[scald=24797:sdl_editor_representation]PARIS (Reuters) - Marine Le Pen n'apparaît plus comme une menace immédiate pour Nicolas Sarkozy mais s'installe dans les sondages à un niveau qui lui permet toujours de viser une qualification au second tour de la présidentielle de 2012.

La présidente du Front national, en vacances en Bretagne, a réduit sa présence médiatique depuis quelques jours mais n'en surveille pas moins attentivement les mouvements de l'opinion.

Or, Marine Le Pen est créditée de 20% à 20,5% des intentions de vote dans un sondage Ifop publié vendredi dans France Soir, un score qui tranche avec le tassement observé depuis le début de l'été.

Dans cette enquête, elle n'accèderait au second tour pour affronter Nicolas Sarkozy que si Ségolène Royal était la candidate du Parti socialiste.

"Mais elle bénéficie toujours avec 20% des intentions de vote d'un potentiel électoral suffisamment élevé pour se mêler à la lutte pour la qualification au second tour", souligne Frédéric Dabi, de l'Ifop.

Un avis qui conforte l'entourage de Marine Le Pen, pour qui ce score est "de bon augure" à neuf mois de la présidentielle, surtout si l'on tient compte de la marge d'erreur habituelle des instituts de sondage.

"On a toujours observé que le Front national montait à l'approche des élections et nous avons l'habitude des campagnes longues", estime Bruno Bilde, le chef de cabinet de la dirigeante du FN, qui a succédé à son père en janvier dernier.

PAS DE COMPÉTITEUR

"Je sais l'importance d'une campagne sur les résultats. Or, aujourd'hui, il n'y a pas encore de candidat au PS, pas de candidat à l'UMP. C'est difficile de mener une compétition sans compétiteur", expliquait-elle à la mi-juillet.

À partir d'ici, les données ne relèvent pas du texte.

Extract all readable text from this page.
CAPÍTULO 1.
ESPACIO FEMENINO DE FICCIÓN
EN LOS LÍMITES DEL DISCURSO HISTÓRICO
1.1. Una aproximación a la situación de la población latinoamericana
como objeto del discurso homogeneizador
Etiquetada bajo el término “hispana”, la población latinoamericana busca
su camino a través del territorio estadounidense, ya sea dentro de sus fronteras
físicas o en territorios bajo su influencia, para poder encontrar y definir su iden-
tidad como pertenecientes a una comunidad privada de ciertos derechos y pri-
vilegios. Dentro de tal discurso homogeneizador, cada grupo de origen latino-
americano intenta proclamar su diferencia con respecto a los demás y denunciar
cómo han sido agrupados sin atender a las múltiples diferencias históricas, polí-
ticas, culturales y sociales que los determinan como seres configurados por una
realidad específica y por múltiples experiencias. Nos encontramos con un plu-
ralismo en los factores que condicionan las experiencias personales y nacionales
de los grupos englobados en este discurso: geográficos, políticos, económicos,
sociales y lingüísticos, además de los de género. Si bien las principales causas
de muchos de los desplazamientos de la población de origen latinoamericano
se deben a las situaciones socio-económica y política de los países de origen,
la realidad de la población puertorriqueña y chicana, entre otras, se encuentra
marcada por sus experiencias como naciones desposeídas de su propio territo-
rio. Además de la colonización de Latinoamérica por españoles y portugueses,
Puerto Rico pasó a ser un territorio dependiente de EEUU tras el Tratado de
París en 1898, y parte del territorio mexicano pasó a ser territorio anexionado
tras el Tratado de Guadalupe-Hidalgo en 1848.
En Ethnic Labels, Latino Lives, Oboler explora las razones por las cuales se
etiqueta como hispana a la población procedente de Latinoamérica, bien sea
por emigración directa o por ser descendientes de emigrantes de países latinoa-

Dans France Soir, un de ses conseillers de la société civile, Philippe Peninque, suggère que les instituts de sondage "travaillent en ce moment à tenter d'empêcher de montrer la vague d'adhésion qui pourrait être celle d'une Marine Le Pen ou d'un Jean-Luc Mélenchon", candidat du Front de gauche.

Mais Bruno Bilde "n'adhère pas à cette théorie". "Je ne crois pas qu'il y ait un complot. Ce qui compte, c'est qu'elle est dans le trio de tête", dit-il.

A en croire son chef de cabinet, la présidente du FN garde la tête froide face aux sondages, y compris lorsque Louis Harris la plaçait en tête avec 22 à 23% des intentions de vote au printemps dernier.

"Elle les prend avec beaucoup de précautions et de mesure", dit-il, soulignant que Marine Le Pen n'a pas elle-même commandé de sondage depuis qu'elle a pris la tête du parti.

La dirigeante du FN espère toujours rassembler au-delà de son camp grâce, notamment, à son combat contre la mondialisation.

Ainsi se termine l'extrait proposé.